Lenguas de signos

Las lenguas de signos son parte importante de la diversidad lingüística europea. Estas lenguas, sirviéndose de las señas, llegan a ser en gramática, estructura, sintaxis y léxico tan ricas como las habladas. En general, cada una de las lenguas habladas de la Unión Europea tiene su equivalente de signos.

¿De qué se trata?

Las lenguas de signos son parte importante de la diversidad lingüística europea. Estas lenguas, sirviéndose de las señas, llegan a ser en gramática, estructura, sintaxis y léxico tan ricas como las habladas. En general, cada una de las lenguas habladas de la Unión Europea tiene su equivalente de signos. Por falta de cifras fiables es difícil saber con exactitud cuántas personas utilizan lenguas de signos en la UE.
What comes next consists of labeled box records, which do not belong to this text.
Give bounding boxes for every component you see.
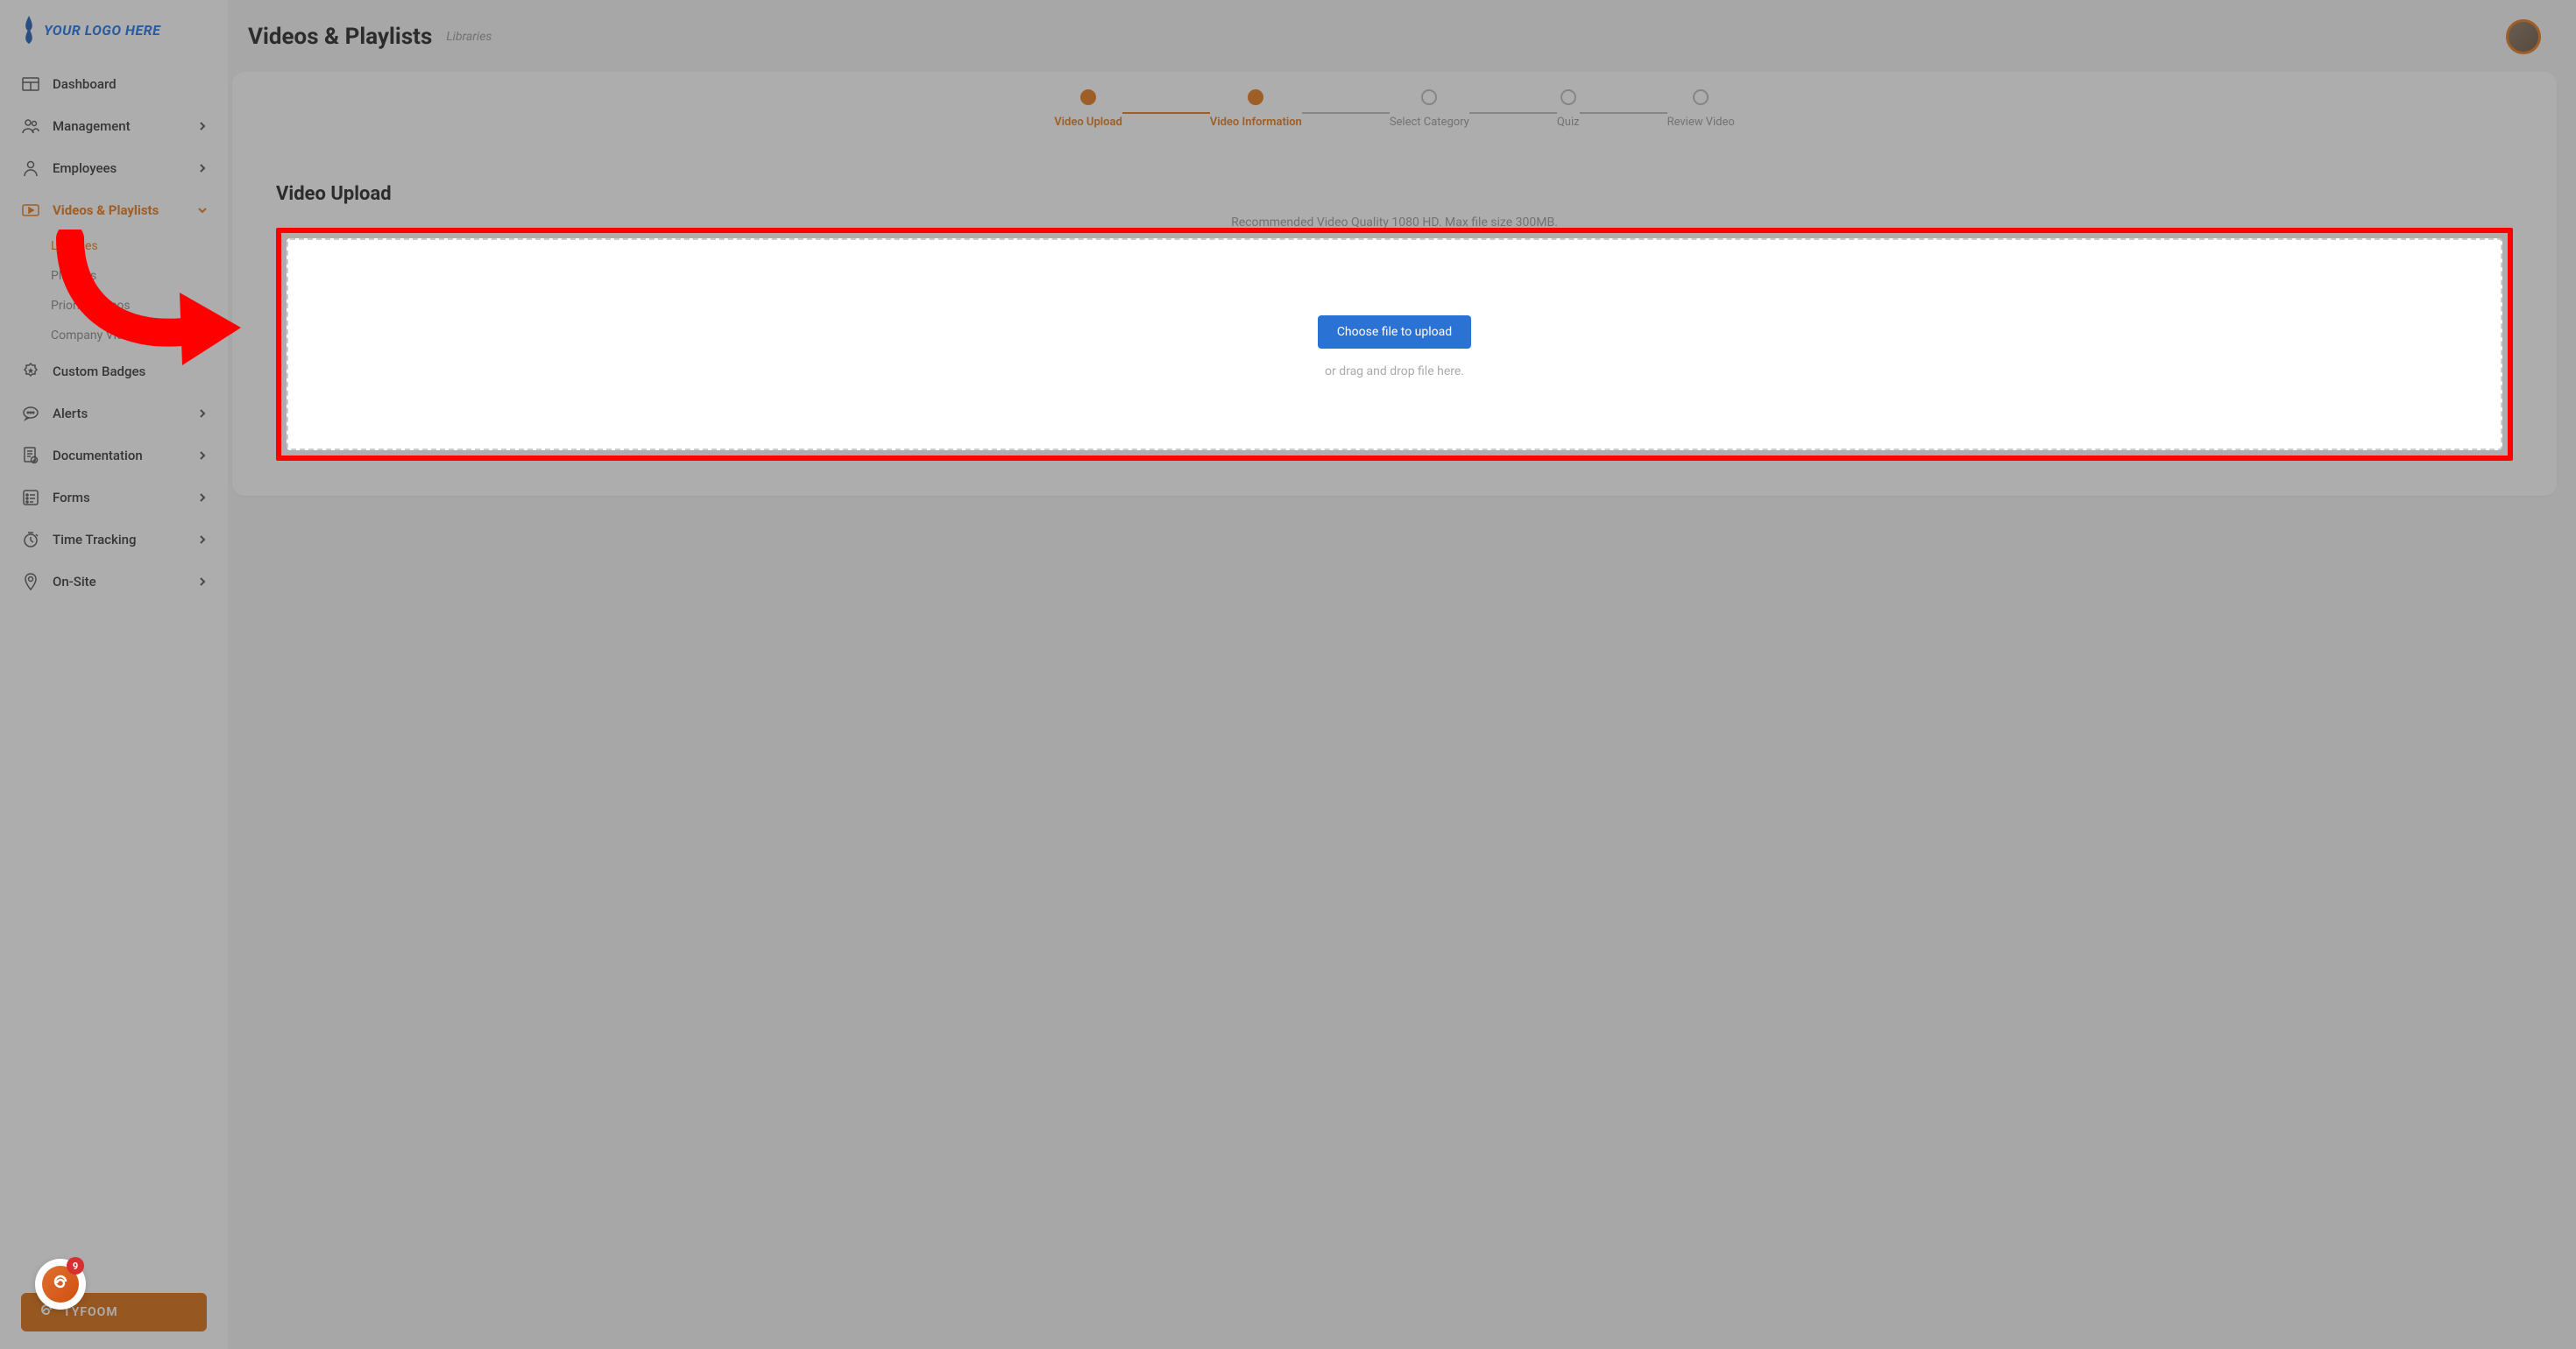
highlight-annotation: Choose file to upload or drag and drop f…: [276, 228, 2513, 461]
location-icon: [21, 573, 40, 590]
sidebar-item-videos-playlists[interactable]: Videos & Playlists: [0, 189, 228, 231]
breadcrumb: Libraries: [446, 30, 492, 44]
nav-label: On-Site: [53, 574, 96, 590]
step-label: Video Upload: [1054, 116, 1122, 129]
sidebar-item-time-tracking[interactable]: Time Tracking: [0, 519, 228, 561]
chevron-right-icon: [198, 451, 207, 460]
sidebar-item-management[interactable]: Management: [0, 105, 228, 147]
logo-text: YOUR LOGO HERE: [44, 22, 160, 39]
step-review-video[interactable]: Review Video: [1667, 89, 1735, 129]
chevron-down-icon: [198, 206, 207, 215]
people-icon: [21, 117, 40, 135]
step-circle-icon: [1080, 89, 1096, 105]
chevron-right-icon: [198, 164, 207, 173]
page-title: Videos & Playlists: [248, 24, 432, 50]
step-video-upload[interactable]: Video Upload: [1054, 89, 1122, 129]
sidebar-item-custom-badges[interactable]: Custom Badges: [0, 350, 228, 392]
sidebar-subitem-playlists[interactable]: Playlists: [51, 261, 228, 291]
step-label: Select Category: [1390, 116, 1469, 129]
stepper: Video Upload Video Information Select Ca…: [251, 89, 2537, 129]
avatar[interactable]: [2506, 19, 2541, 54]
form-icon: [21, 489, 40, 506]
nav-label: Documentation: [53, 448, 143, 463]
step-label: Video Information: [1210, 116, 1302, 129]
nav-label: Management: [53, 118, 131, 134]
step-circle-icon: [1421, 89, 1437, 105]
logo[interactable]: YOUR LOGO HERE: [0, 16, 228, 63]
nav-label: Custom Badges: [53, 364, 145, 379]
chevron-right-icon: [198, 493, 207, 502]
step-connector: [1302, 112, 1390, 114]
step-label: Review Video: [1667, 116, 1735, 129]
person-icon: [21, 159, 40, 177]
badge-icon: [21, 363, 40, 380]
sidebar-subitem-priority-videos[interactable]: Priority Videos: [51, 291, 228, 321]
choose-file-button[interactable]: Choose file to upload: [1318, 315, 1471, 349]
step-select-category[interactable]: Select Category: [1390, 89, 1469, 129]
step-connector: [1580, 112, 1667, 114]
sidebar-item-on-site[interactable]: On-Site: [0, 561, 228, 603]
step-circle-icon: [1560, 89, 1576, 105]
video-icon: [21, 201, 40, 219]
step-circle-icon: [1693, 89, 1709, 105]
document-icon: [21, 447, 40, 464]
sidebar-subitems: Libraries Playlists Priority Videos Comp…: [0, 231, 228, 350]
step-connector: [1469, 112, 1557, 114]
step-label: Quiz: [1557, 116, 1580, 129]
step-circle-icon: [1248, 89, 1263, 105]
chevron-right-icon: [198, 535, 207, 544]
page-header: Videos & Playlists Libraries: [232, 0, 2557, 72]
sidebar-item-documentation[interactable]: Documentation: [0, 434, 228, 477]
sidebar: YOUR LOGO HERE Dashboard Management Empl…: [0, 0, 228, 1349]
chevron-right-icon: [198, 122, 207, 131]
step-video-information[interactable]: Video Information: [1210, 89, 1302, 129]
notification-badge[interactable]: 9: [35, 1259, 86, 1310]
sidebar-item-dashboard[interactable]: Dashboard: [0, 63, 228, 105]
sidebar-subitem-libraries[interactable]: Libraries: [51, 231, 228, 261]
nav-label: Time Tracking: [53, 532, 137, 547]
nav-label: Videos & Playlists: [53, 202, 159, 218]
sidebar-item-alerts[interactable]: Alerts: [0, 392, 228, 434]
sidebar-subitem-company-video-library[interactable]: Company Video Library: [51, 321, 228, 350]
nav-label: Forms: [53, 490, 90, 505]
nav-label: Dashboard: [53, 76, 117, 92]
logo-icon: [21, 16, 37, 44]
main-content: Videos & Playlists Libraries Video Uploa…: [228, 0, 2576, 1349]
step-connector: [1122, 112, 1210, 114]
dropzone[interactable]: Choose file to upload or drag and drop f…: [287, 238, 2502, 450]
dashboard-icon: [21, 75, 40, 93]
sidebar-item-forms[interactable]: Forms: [0, 477, 228, 519]
dropzone-hint: or drag and drop file here.: [306, 364, 2483, 378]
clock-icon: [21, 531, 40, 548]
badge-count: 9: [67, 1257, 84, 1275]
panel-title: Video Upload: [276, 183, 2513, 215]
step-quiz[interactable]: Quiz: [1557, 89, 1580, 129]
tyfoom-label: TYFOOM: [63, 1305, 118, 1319]
nav-label: Alerts: [53, 406, 88, 421]
chevron-right-icon: [198, 409, 207, 418]
chevron-right-icon: [198, 577, 207, 586]
sidebar-item-employees[interactable]: Employees: [0, 147, 228, 189]
nav-label: Employees: [53, 160, 117, 176]
content-card: Video Upload Video Information Select Ca…: [232, 72, 2557, 496]
upload-panel: Video Upload Recommended Video Quality 1…: [251, 160, 2537, 487]
alert-icon: [21, 405, 40, 422]
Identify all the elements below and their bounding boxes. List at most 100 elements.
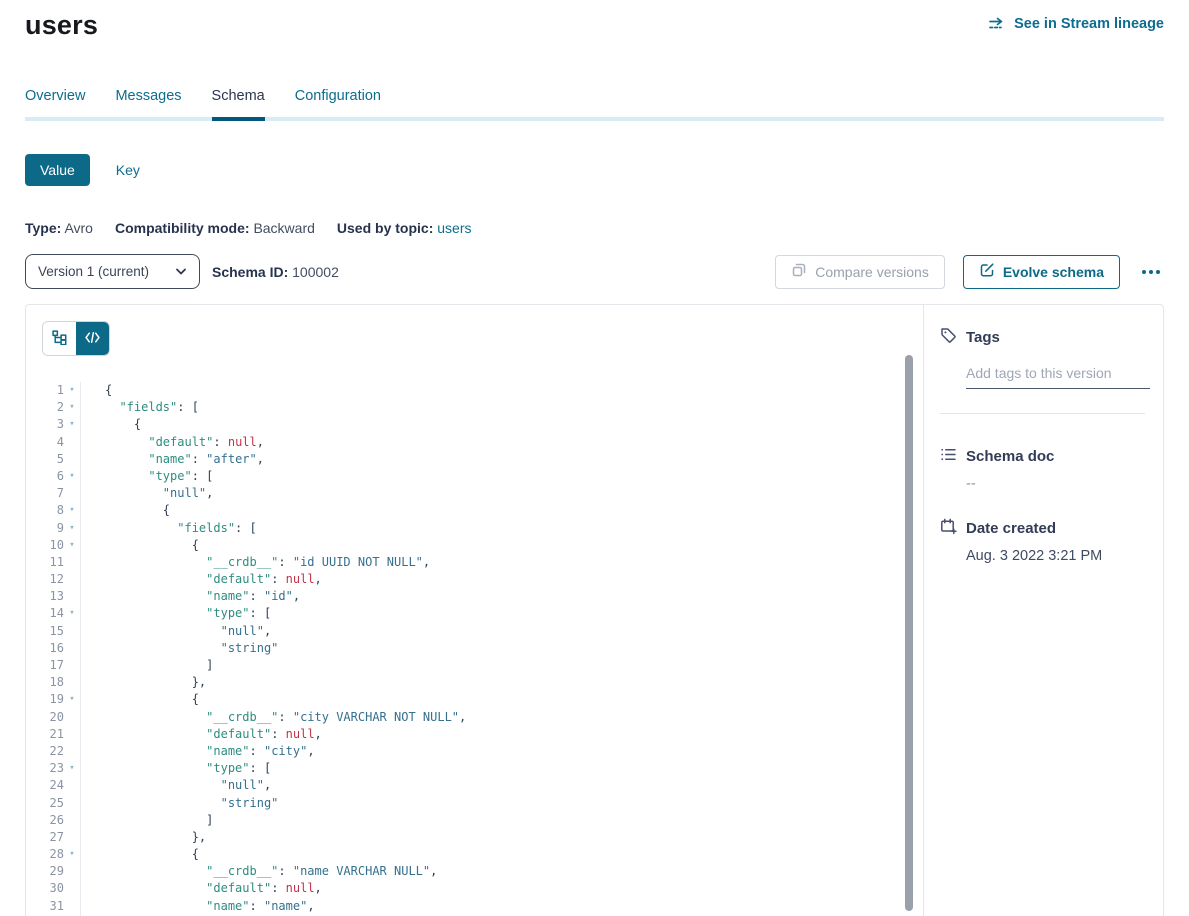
code-view-icon (85, 331, 100, 346)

Se calcula que una de cada 1.000 personas tiene como primera lengua una lengua de signos nacional: unas 500.000 en toda la UE. Hay otras que utilizan una lengua de signos como segunda o tercera lengua: por ejemplo, los familiares y allegados de las personas sordas o con discapacidad auditiva.

¿Por qué es necesario?

Para que las personas sordas se integren en la sociedad europea, la Comisión quiere garantizar que puedan:

  • utilizar una lengua de signos en su país como medio oficial de comunicación
  • acceder a la educación
  • acceder al empleo.

¿Qué se ha hecho hasta ahora?

Para que las personas sordas puedan trabajar y aprender en la lengua de su elección, la Comisión, conjuntamente con el Parlamento Europeo, promueve las lenguas de signos y apoya las medidas para hacerlas oficiales.

Entre las iniciativas cabe citar:

  • Dicta-Sign, proyecto de investigación de tres años de duración, financiado por la UE, que intenta hacer la comunicación online más accesible a los usuarios sordos de la lengua de signos
  • SignSpeak, innovadora iniciativa para mejorar la comunicación entre hablantes y oyentes de estas lenguas gracias a una tecnología de interpretación visual de la lengua de signos.

¿Cuáles son las próximas etapas?

La Comisión seguirá apoyando medidas para favorecer la integración en la sociedad de las personas con discapacidad auditiva trabajando conjuntamente con las organizaciones y los colectivos interesados, pero también a través de su programa Erasmus+.